Nog twee dagen later, op zaterdag 13 april, gaan zijn broer Frans met zijn zoon Albert (de andere schilder in de familie) naar het gemeentehuis in Elsene om aangifte te doen. Frans is dan al gepensioneerd; zijn zoon werkt als hoofdvertaler op het ministerie van Justitie.

 

De volgende dagen staat het nieuws in zowat alle kranten, zowel in binnen als buitenland: Algemeen Handelsblad, De Gentenaar, De Standaard, De Telegraaf, Gazet van Antwerpen, Gazette de Charleroi, Het Laatste Nieuws, Het Nieuws van den Dag, Het Nieuwsblad, Het Volk, La Dernière Heure, La Meuse, La Nation Belge, Le Soir, Le Vingtième Siècle, L’Etoile Belge, Vers l’Avenir, De Schelde, Het Vaderland, Le Peuple, Excelsior, La Wallonie, Le Temps, De Geldersche en Nijmeegsche Courant, El Tiempo ....

 

Terwijl de meeste kranten de voorgekauwde berichtjes gewoon overnemen – getuige het stukje over de lang aanslepende hartkwaal waar La Dernière Heure als eerste naar verwees – of gewoon wat verzinnen – de schilder die vooral in de Kempen actief was – zijn er ook recensenten die in eer en geweten zeggen wat ze denken.

13.04.1935  |   L’ÉTOILE BELGE

 

14.04.1935  |   LE PEUPLE – LA WALLONIE


De recensent van La Libre Belgique schetst in een paar lijntjes het (on)geluk dat Jef Leempoels had om zijn meesterwerk al vrij vroeg in zijn carrière te schilderen.

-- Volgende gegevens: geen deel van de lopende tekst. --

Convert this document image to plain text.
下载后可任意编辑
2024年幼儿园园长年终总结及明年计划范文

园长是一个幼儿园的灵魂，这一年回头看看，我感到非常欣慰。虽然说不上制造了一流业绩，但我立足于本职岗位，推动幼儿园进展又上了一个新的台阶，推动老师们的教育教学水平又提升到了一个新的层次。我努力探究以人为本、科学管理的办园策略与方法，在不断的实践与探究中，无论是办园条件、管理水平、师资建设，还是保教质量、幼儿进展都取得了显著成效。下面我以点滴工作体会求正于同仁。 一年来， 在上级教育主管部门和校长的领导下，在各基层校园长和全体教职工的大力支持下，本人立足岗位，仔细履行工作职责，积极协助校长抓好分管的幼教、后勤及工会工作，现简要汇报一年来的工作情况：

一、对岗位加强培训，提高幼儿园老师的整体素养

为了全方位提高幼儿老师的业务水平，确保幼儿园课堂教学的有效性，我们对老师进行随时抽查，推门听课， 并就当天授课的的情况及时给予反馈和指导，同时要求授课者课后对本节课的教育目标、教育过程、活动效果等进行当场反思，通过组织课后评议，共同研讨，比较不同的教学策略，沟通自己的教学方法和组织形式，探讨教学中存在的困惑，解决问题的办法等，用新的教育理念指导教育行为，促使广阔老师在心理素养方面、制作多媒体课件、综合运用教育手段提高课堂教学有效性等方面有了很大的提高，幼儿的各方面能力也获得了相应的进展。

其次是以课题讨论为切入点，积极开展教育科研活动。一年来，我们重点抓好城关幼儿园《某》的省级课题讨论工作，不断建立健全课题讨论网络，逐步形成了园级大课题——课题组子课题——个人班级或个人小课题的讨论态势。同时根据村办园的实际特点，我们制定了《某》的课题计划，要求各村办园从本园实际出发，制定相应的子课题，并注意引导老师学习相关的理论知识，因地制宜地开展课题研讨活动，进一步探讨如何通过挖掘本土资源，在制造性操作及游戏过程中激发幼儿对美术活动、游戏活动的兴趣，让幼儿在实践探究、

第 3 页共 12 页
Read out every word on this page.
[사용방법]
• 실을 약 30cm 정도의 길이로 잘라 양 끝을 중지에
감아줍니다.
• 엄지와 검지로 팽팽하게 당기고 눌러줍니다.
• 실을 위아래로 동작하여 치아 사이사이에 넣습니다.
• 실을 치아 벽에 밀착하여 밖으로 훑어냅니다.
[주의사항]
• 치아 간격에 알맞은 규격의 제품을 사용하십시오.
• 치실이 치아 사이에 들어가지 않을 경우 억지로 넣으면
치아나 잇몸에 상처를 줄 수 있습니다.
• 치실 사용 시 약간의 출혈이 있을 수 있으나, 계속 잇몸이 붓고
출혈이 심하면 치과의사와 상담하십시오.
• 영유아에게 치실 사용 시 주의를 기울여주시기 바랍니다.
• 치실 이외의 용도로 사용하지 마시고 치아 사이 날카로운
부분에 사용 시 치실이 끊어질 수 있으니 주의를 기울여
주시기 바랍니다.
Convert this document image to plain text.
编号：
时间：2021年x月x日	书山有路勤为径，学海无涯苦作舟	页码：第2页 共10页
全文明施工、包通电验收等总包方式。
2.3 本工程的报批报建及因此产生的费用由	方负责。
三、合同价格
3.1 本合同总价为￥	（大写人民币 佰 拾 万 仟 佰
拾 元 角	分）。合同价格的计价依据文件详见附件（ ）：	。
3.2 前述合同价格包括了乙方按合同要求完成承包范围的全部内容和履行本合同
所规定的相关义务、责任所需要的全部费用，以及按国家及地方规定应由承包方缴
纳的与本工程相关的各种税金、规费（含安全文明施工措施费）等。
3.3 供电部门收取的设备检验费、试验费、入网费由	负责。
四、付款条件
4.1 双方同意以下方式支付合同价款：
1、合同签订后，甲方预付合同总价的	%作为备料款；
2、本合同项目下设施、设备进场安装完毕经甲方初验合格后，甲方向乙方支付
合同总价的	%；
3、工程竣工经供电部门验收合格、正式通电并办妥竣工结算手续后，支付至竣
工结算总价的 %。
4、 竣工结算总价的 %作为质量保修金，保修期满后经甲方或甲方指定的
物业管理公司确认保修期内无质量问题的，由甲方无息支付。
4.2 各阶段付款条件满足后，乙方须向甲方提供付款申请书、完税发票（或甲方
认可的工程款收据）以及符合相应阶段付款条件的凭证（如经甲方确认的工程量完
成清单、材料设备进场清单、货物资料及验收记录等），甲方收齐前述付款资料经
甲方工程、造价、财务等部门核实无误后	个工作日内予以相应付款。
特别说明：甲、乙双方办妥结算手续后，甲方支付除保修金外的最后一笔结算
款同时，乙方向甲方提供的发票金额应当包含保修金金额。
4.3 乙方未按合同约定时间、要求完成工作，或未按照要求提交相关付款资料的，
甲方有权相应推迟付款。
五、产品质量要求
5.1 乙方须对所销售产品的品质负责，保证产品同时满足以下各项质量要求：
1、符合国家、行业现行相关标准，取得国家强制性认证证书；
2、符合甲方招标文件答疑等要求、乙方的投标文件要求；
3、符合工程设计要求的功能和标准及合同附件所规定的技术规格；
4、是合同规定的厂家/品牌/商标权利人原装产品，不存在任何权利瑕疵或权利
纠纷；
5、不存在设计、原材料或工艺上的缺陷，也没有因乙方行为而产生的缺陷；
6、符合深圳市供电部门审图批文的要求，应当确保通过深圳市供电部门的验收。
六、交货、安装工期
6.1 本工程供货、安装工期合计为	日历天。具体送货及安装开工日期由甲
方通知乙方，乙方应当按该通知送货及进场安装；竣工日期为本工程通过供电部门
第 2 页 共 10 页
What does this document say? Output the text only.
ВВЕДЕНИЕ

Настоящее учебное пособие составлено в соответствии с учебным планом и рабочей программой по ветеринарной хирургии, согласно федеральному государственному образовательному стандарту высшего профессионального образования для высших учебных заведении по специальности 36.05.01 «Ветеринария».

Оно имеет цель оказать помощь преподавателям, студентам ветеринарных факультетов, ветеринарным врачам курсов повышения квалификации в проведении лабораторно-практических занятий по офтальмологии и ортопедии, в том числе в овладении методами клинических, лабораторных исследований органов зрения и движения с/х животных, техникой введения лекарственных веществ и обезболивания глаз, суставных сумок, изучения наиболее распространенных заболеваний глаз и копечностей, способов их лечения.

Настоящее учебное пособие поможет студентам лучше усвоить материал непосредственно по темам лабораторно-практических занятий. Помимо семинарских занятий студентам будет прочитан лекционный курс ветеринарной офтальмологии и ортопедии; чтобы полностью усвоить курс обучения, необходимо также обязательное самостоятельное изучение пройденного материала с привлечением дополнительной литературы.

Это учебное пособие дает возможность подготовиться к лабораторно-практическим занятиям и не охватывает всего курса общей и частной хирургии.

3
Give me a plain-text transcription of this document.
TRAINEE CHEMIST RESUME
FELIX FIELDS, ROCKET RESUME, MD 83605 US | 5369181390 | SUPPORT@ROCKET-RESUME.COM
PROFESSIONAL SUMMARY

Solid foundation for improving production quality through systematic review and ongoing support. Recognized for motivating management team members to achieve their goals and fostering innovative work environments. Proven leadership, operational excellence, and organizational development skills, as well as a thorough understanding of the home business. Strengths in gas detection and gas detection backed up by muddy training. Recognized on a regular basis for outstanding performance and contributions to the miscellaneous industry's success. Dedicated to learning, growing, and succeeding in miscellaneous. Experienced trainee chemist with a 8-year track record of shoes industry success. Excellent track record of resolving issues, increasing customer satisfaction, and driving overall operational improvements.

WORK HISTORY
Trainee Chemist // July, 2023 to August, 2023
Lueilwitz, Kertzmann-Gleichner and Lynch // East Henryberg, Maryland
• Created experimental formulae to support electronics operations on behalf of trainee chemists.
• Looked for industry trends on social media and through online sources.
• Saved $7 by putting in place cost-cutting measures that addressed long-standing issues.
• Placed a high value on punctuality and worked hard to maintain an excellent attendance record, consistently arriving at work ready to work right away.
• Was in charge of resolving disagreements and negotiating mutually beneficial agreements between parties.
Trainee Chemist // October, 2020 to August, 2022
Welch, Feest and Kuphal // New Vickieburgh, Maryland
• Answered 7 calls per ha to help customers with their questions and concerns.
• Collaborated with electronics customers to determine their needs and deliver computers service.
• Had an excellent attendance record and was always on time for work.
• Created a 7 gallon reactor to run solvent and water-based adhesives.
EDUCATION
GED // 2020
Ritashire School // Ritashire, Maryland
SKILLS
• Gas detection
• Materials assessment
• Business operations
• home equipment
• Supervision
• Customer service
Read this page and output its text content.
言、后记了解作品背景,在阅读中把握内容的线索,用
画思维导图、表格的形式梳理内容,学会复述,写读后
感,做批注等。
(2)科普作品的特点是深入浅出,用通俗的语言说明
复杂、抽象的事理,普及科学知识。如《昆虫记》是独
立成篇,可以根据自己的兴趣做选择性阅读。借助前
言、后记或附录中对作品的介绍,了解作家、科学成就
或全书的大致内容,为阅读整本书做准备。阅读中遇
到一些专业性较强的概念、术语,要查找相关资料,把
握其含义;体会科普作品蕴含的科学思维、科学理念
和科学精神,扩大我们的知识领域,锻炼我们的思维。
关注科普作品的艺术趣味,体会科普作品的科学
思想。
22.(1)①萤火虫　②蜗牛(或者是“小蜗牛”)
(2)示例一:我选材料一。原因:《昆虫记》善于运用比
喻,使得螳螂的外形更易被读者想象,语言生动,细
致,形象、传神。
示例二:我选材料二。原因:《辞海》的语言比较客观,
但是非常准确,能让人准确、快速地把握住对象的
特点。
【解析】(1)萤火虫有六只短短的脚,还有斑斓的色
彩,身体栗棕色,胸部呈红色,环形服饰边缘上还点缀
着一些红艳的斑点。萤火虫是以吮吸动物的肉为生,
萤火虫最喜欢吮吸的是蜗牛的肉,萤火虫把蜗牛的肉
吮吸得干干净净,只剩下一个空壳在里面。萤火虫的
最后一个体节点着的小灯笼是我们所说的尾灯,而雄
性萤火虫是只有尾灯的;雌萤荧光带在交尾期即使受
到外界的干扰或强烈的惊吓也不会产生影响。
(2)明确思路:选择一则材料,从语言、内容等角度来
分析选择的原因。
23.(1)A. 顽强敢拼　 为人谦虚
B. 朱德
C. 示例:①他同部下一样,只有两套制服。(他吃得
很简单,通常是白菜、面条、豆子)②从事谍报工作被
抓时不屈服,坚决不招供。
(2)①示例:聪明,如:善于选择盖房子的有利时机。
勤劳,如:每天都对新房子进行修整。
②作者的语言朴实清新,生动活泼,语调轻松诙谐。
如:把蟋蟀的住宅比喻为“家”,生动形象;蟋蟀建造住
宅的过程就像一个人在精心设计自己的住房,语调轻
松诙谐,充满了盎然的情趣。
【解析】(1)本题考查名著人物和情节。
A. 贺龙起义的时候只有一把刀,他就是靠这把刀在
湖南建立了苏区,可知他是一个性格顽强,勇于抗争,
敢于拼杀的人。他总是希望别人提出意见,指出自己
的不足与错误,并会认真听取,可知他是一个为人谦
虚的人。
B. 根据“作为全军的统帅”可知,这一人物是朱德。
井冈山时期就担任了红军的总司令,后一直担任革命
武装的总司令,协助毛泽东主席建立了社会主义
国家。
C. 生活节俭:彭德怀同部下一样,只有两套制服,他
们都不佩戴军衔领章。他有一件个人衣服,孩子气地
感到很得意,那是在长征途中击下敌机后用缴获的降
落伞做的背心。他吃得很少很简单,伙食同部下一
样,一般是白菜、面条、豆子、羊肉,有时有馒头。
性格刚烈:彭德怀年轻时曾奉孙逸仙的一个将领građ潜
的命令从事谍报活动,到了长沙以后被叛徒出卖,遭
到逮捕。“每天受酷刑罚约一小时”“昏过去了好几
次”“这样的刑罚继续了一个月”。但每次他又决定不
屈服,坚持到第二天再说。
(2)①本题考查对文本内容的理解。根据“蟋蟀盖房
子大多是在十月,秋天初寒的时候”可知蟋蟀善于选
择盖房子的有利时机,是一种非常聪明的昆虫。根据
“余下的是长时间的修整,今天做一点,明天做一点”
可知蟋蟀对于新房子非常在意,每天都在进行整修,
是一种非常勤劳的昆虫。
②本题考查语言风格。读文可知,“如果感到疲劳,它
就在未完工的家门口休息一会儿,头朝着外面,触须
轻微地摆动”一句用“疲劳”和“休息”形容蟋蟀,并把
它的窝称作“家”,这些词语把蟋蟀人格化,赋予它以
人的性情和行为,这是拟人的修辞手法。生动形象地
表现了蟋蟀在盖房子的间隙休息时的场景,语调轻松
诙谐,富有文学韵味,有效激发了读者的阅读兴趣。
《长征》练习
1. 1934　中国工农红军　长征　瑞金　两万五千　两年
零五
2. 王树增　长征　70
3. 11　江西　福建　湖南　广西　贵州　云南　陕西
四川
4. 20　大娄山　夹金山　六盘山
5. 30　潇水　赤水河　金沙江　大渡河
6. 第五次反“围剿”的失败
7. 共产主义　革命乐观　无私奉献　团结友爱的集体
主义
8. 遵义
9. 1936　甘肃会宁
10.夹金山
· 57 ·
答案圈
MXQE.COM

14.04.1935  |   LA LIBRE BELGIQUE

 


16.04.1935  |   LA DERNIÈRE HEURE


Een paar dagen na zijn begrafenis vindt een journalist van Vooruit dat hij en niemand anders de finale versie van de waarheid mag geven… Jef Leempoels zelf is voor een dergelijke faux-pas ooit nog publiekelijk aan de schandpaal genageld.

20.04.1935  |   VOORUIT

 

En dat het duidelijk mag zijn : wie Leempoels niet kon uitstaan bij leven, zal niet van gedachten veranderen nu hij dood is. Tot die groep behoort o.a. Louis Pierard, die dat nog eens laat blijken in een artikeltje over Pierre De Soete.

05.05.1935  |   LE PEUPLE

 


Jef Leempoels en Georgette van Huele liggen samen begraven op het kerkhof in Elsene, in de grafkelder 4999 op rij O1. In tegenstelling tot de vrij opvallende grafmonumenten van een aantal andere artiesten, ligt Jef onder een eenvoudige steen, zonder verdere aanduiding van wie hij was of wat hij gedaan heeft.

 

Eigenaardig genoeg was dat deel van het kerkhof nog niet ingericht toen Jef Leempoels overleed. Hij werd in eerste instantie begraven in wachtkelder 19 en pas op 4 september 1935, bijna vijf maanden later, overgebracht naar zijn laatste rustplaats.

Aan het onthaal van het kerkhof, links van de ingang, kan je een brochure vragen (ook online te lezen via De begraafplaats van Elsene, een stad in het klein by Ixelles | Elsene - Issuu).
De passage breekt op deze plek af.